1 mom found this helpful
J.M. answers from Chicago on July 08, 2008
Good responses here, just wanted to add maybe tell him what you're going to do next so he knows what to expect. At this age (and through childhood, they like to know what's going to happen and what the routine is.)
For example, in two minutes we're going to lie down and change your diaper. Then we'll get up to play. In one minute we're going to change your diaper, then we'll get up to play. We're going to change your diaper now, and when we're done, we'll get up to play.
I've found this works with getting the bedtime routine started, interrupting play for mealtime, etc.
We also try to avoid "no." It eliminates a ton of outbursts. "Mommy, juice?" "We'll have juice tomorrow. We're having milk now."
Good luck.
1 mom found this helpful
H.T. answers from Chicago on July 09, 2008
My little boy did this too - it is totally normal. He is two now and I can reason with him... ie "we can read your book after I change your diaper" but at 12 months that didn't seem to work for us.
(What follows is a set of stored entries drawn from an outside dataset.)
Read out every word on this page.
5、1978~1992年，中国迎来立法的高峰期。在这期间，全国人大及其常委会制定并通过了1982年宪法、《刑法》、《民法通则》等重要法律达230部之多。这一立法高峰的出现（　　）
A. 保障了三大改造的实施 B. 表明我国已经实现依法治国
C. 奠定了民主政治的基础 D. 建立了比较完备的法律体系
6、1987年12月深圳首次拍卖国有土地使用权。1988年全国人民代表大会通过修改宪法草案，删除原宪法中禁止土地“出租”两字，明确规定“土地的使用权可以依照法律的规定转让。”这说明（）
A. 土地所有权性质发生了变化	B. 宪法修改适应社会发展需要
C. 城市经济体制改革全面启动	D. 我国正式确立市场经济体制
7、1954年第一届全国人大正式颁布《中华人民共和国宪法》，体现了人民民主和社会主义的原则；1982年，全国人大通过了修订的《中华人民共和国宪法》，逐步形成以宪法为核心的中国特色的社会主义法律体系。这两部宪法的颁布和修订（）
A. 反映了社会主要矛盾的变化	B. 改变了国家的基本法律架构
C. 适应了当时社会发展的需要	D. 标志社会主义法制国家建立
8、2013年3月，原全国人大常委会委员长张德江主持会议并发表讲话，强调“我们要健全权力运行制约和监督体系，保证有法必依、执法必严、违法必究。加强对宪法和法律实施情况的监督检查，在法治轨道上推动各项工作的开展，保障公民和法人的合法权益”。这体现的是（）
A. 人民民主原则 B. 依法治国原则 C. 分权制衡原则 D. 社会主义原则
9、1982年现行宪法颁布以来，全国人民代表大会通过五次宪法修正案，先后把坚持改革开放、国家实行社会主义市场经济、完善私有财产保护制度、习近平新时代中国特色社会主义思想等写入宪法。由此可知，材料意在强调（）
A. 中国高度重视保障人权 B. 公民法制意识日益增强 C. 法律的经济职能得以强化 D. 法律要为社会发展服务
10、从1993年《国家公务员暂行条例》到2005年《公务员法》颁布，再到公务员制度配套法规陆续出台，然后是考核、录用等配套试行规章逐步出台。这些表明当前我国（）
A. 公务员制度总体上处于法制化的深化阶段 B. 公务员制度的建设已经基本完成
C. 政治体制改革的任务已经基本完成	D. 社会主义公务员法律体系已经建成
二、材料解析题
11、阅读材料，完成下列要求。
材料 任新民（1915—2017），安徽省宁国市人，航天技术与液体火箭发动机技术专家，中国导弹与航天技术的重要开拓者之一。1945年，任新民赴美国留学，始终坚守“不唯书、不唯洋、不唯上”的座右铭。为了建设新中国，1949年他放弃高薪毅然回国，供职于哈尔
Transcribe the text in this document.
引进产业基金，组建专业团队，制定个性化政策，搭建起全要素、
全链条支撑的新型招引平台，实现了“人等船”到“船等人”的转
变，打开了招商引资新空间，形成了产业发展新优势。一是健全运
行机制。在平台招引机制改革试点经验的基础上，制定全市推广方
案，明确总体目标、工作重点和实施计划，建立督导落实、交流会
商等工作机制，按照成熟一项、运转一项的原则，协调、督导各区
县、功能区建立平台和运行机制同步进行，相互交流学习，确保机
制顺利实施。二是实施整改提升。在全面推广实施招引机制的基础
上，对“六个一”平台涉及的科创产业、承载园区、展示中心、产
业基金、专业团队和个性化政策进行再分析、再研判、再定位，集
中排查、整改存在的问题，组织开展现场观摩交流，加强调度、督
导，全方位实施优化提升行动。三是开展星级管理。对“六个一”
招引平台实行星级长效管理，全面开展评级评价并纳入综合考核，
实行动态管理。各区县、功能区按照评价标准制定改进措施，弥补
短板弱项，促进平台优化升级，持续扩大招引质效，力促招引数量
We started keeping special/interesting items around for diaper changes. I think half of my kitchen utensils, little boxes and jewelery ended up in his changing table. I would tell him he could only play with it while I was changing his diaper and I would talk to him the entire time I was changing his diaper about the object to keep him focused on what he was holding.
Good luck,
H.
1 mom found this helpful
J.O. answers from Chicago on July 08, 2008
K.,
What works fairly well in our family is telling the kids what they can do like "thank you for holding still while I change your diaper" "that is just for looking" "gentle touching" "we stay on the sidewalk" " we hold hands in the parking lot" these have worked well for us. Praising for doing the right thing goes a long way. Good Luck!